Management includes supportive care and nervous system pathology-based usual standard of care and treatment is offered. No specific treatment regimen has been proposed. Ranganathan et al reported improvement of prolonged COVID 19 encephalopathy after therapeutic plasma exchange including electrographic improvement as well. However, this lacks a randomized trial. This modality would also require the assistance of monitoring techniques such as cerebral perfusion monitoring and measurement of inflammatory marker levels [17]. Long-term outcomes in these critical patients are unknown due to a lack of natural history. Clinicians often face the tough reality of making decisions for these patients along with the families about whether or not to continue life-sustaining treatment in this cohort of patients. Various biomarkers can be of utility including EEG, MRI brain, and even functional MRI especially if it does not show visible radiographic damage and intact brain network connectivity. Latter can be helpful as this finding may be suggestive that the neurological prognosis in those cases may not be as grim as otherwise presumed. This should be brought up in discussion with families and individualized decision making encouraged in concordance with patients or family wishes [18].

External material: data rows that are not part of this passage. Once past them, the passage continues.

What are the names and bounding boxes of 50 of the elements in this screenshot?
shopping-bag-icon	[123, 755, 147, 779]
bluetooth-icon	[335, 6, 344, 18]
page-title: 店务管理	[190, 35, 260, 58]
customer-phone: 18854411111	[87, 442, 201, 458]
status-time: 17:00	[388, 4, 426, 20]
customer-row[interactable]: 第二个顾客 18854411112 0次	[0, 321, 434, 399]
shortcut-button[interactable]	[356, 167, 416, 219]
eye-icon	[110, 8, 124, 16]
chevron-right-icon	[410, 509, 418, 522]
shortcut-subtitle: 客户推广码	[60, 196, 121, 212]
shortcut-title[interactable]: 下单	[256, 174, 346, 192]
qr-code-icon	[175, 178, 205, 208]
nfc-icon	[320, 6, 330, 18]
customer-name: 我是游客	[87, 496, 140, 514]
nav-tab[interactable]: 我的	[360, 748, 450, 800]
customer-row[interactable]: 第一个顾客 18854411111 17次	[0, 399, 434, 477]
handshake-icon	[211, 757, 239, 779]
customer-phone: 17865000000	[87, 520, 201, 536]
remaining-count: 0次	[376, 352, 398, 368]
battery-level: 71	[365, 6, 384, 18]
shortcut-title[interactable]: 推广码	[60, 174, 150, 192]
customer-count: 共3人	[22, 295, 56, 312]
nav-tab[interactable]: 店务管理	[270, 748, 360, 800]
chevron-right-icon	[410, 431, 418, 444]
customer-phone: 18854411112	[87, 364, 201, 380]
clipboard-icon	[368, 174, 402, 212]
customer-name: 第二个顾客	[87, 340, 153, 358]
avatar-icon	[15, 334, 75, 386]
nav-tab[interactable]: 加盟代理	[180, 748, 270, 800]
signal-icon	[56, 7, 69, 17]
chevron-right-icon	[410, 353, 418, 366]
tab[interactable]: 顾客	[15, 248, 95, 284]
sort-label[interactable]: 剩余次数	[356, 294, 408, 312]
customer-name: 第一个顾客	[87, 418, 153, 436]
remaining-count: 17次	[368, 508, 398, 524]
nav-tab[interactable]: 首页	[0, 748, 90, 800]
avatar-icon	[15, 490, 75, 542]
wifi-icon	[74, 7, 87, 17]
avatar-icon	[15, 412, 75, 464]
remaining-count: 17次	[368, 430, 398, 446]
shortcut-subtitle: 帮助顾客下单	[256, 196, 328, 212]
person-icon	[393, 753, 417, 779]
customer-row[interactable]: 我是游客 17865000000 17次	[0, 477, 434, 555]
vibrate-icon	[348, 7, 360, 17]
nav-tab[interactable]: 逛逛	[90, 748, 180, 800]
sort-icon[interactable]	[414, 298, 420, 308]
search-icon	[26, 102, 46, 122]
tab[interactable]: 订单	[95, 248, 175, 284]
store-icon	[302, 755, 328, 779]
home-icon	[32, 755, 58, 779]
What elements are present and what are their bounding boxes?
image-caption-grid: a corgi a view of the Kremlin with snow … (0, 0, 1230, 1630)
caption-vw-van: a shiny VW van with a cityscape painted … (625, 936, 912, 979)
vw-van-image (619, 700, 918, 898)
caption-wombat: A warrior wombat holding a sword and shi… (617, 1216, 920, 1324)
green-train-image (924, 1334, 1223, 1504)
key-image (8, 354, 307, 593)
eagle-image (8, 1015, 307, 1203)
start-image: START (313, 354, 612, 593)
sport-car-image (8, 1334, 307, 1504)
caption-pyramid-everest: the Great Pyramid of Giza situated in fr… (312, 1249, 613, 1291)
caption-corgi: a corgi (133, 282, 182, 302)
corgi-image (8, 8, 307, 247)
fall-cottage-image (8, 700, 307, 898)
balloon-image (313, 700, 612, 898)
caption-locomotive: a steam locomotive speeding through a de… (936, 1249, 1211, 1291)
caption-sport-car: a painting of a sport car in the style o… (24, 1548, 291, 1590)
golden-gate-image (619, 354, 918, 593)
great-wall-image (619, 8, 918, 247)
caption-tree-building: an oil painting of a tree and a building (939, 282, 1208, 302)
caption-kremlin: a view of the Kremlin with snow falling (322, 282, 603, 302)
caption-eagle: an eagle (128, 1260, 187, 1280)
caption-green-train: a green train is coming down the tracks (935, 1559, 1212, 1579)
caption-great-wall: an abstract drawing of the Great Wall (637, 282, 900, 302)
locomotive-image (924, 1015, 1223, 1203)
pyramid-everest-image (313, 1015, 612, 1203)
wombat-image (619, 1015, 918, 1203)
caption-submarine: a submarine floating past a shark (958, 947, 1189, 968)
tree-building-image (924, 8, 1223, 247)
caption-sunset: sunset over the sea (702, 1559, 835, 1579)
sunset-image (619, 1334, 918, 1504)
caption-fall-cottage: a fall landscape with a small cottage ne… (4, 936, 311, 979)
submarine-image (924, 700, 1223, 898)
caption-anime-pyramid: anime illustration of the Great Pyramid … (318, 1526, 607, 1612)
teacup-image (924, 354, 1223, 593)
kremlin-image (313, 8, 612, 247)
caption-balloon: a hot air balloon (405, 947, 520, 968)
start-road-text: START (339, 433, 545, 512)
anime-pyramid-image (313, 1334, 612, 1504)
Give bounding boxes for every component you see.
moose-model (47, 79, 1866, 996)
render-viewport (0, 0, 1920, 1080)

COVID 19 has been implicated in causing prolonged encephalopathy in patients even after few weeks to months of acute illness. No definitive etiology or cause has been identified for it till now other than proposed mechanisms like the direct invasion of the virus into neurons, hypoxic-ischemic insult, inflammation, endotheliopathy, coagulopathy, cytokine storm, and multiorgan failure, damage to reticular Activation system in the brainstem, and iatrogenic including sedation and analgesia. Prognostication presents a particular challenge in these groups of patients as well due to unknown long-term outcomes.